Incorporating Art With Design: Experts Offer Trade Tips

The Architectural Digest Home Design Show in New York offered seminars by leading designers who shared design tips.
Incorporating Art With Design: Experts Offer Trade Tips
Annie Wu
4/18/2011
Updated:
10/8/2018

NEW YORK—The annual Architectural Digest Home Design Show showcases a large selection of furnishings for the art-minded to decorate their homes, but the event is also a place for the inexperienced to get advice on interior design from leading industry professionals.

This year’s 10th annual, four-day event was held at Pier 94, where hundreds of designers, traders, manufacturers, and industry experts connected under one roof. Visitors to the show could also attend the designer seminar series to pick up insightful tips on the subject.

On March 18, the second day of the show, the “Incorporating Art With Design” seminar featured interior designers Eric Cohler, Francis D’Haene, and Vicente Wolf.

Having artwork in the home is often a great way to enhance the elegance of your space, but how do you avoid feeling like you’re living in a museum? How does one incorporate artwork without losing the warm, inviting atmosphere of a home?

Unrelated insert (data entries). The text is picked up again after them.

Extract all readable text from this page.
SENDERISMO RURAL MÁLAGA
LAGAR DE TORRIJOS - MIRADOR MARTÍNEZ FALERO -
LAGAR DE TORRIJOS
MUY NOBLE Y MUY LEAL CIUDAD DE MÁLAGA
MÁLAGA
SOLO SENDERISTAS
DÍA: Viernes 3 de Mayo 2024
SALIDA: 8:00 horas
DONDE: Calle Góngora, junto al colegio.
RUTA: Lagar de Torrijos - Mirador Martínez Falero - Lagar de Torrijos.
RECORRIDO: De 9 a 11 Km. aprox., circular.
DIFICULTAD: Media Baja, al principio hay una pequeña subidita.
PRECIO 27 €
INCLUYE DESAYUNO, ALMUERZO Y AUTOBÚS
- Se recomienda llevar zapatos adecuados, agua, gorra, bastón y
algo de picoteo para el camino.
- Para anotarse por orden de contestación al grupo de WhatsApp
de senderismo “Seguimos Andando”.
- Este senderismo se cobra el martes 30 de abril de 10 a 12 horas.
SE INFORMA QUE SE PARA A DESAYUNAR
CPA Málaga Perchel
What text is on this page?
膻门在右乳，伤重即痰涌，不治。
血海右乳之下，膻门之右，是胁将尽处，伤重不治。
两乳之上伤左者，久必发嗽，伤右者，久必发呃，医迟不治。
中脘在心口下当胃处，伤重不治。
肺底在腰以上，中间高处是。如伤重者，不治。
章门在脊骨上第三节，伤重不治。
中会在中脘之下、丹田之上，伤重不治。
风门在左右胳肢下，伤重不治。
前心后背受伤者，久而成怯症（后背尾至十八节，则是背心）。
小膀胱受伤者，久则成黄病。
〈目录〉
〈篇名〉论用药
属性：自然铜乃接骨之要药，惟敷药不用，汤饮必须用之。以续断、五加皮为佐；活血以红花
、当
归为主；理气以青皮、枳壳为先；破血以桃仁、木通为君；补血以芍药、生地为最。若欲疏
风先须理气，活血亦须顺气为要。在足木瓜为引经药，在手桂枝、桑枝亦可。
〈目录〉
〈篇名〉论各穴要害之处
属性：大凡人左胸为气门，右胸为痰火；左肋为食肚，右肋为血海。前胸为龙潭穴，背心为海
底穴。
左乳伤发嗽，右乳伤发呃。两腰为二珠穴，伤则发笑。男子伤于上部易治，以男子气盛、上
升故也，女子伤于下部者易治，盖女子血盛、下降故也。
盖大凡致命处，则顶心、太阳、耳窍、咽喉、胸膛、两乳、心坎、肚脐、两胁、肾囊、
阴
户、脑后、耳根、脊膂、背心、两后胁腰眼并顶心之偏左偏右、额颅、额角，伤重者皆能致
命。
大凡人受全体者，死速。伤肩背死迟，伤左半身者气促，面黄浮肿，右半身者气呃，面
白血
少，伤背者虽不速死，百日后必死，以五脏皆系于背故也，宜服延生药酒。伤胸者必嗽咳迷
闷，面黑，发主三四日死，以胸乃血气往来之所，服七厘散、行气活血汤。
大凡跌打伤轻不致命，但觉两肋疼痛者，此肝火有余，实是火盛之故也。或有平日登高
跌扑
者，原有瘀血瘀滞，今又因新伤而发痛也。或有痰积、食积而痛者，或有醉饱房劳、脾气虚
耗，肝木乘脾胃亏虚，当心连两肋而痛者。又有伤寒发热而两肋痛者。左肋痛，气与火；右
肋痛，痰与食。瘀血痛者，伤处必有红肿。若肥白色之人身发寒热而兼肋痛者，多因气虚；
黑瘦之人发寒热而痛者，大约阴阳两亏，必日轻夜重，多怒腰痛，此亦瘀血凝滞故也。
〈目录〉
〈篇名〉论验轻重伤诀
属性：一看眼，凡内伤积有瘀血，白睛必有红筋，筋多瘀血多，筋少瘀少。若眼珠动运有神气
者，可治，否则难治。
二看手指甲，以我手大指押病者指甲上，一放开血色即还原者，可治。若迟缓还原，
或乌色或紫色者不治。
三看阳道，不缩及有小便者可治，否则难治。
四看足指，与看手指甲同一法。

These three renowned designers provided some useful tips.

Vicente Wolf

Vicente Wolf’s company in New York has designed for clients around the world, and he has published three books on interior design. An avid photography collector, he likes to arrange his collection on picture ledges and leaning against a wall. He likes to arrange the photos into a group that suggests linearity.

To group artwork in a haphazard pattern, Wolf recommended arranging the pieces on the floor first before hanging them on the wall. He said that hanging a picture in the corner of a room gives an air of intimacy.

Wolf also gave these important tips:

• Hang artwork with two nails instead of one to keep them straight.
• Hang pieces at eye-level.
• Good lighting is crucial.
• Artwork should not act as a decorative element, but should be symbiotic with the space.

 

Francis D’Haene

Francis D’Haene is a Belgium-born designer who often designs for art dealers and collectors, as well as notable galleries in Chelsea and uptown New York.

For his art clients’ homes, he takes a minimalist approach to avoid taking attention off the artwork as much as possible. As an extension of the client’s gallery, the home should have good lighting and plenty of space, usually with white walls. For a photography collector’s home, a white, gray, or black palette is best.

D’Haene suggested using furniture and furnishings as art pieces, like a uniquely shaped chandelier or armchair that can add something quirky or sophisticated to the room.

The most-memorable example he showed us was from his design of a barn house in Westhampton, New York, where he installed a large window in the wall to look out into the surrounding landscape, framing the nature outside as the “artwork” of the space.

Eric Cohler

Eric Cohler often appears on House Beautiful Magazine’s list of Top 100 designers and founded his own firm, Eric Cohler Design, in 1991. Inspired by his travels around the globe, Cohler often incorporates natural motifs into the pieces he uses in a space. His example of mixing organic and inorganic is displayed in a rug resembling the stripe patterns on a zebra.

Cohler likes to use “a saturation of colors,” borrowing inspiration from Manet’s paintings and “The Gates” art installment in Central Park on display in 2005.

He showed many examples of his unique take on color palette, including using dark blue to give a lacquered look and incorporating different shades of white that complement each other to invigorate a space. White is also an absence of color, he noted, which can give a sense of “fluidity” and “etherealness.”

Lastly, he told the audience a valuable lesson for designers: The designer should never dictate, but instead negotiate with the client. The client and designer should maintain a balance in the decision making. If you only stick to your ideas and opinions, Cohler says, “as an artist, you’re finished.”

The three designers opened up the floor to questions and provided plenty of examples from their designs to illustrate their points.

As Cohler noted at the end of his presentation, art fuels the soul. The next time you want to re-vamp your home, consider buying a piece of artwork that can complement your space well.

 

Annie Wu joined the full-time staff at the Epoch Times in July 2014. That year, she won a first-place award from the New York Press Association for best spot news coverage. She is a graduate of Barnard College and the Columbia University Graduate School of Journalism.